One of the most advanced and spectacular examples has been developed by OpenAI and is called ChatGPT. It’s about a chatbot able to coherently answer almost any question asked in natural language, to generate text, or to perform tasks as complicated as writing computer programs from a few prompts.
Free of corruption, but without transparency
The advantages of using an AI for government action would be several. On the one hand, their ability to process data and knowledge for decision making is far superior to that of any human. It would also be free (in principle) from the phenomenon of corruption and would not be influenced by personal interests.
But, today, the chatbot they just react, they feed on the information that someone provides them and they give answers. They are not really free to think “spontaneously”, to take the initiative. It is more appropriate to see these systems as oracles, capable of answering questions such as “what do you think would happen if…”, “what would you propose in case of…”, rather than as active or controlling agents.

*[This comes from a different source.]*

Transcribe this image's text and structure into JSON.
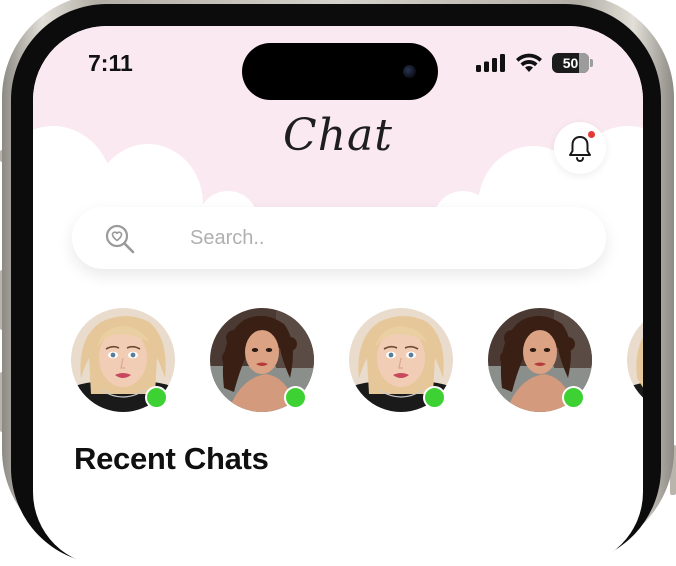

The possible problems and dangers of this type of intelligence, based on large neural networks, have been analyzed in numerous scientific studies. A fundamental problem is the lack of transparency (“explainability”) of the decisions they make. In general, they act as “black boxes” without us being able to know what reasoning they have carried out to reach a conclusion.
And let’s not forget that behind the machine are humans, who have been able to introduce certain biases (consciously or unconsciously) into the AI through the texts they have used to train it. On the other hand, the AI is not free from giving wrong data or advice, as many ChatGPT users have been able to experience.
Technological advances allow us to glimpse a future AI capable of “ruling us”, for the moment not without the essential human control. The debate should soon move from the technical level to the ethical and social level.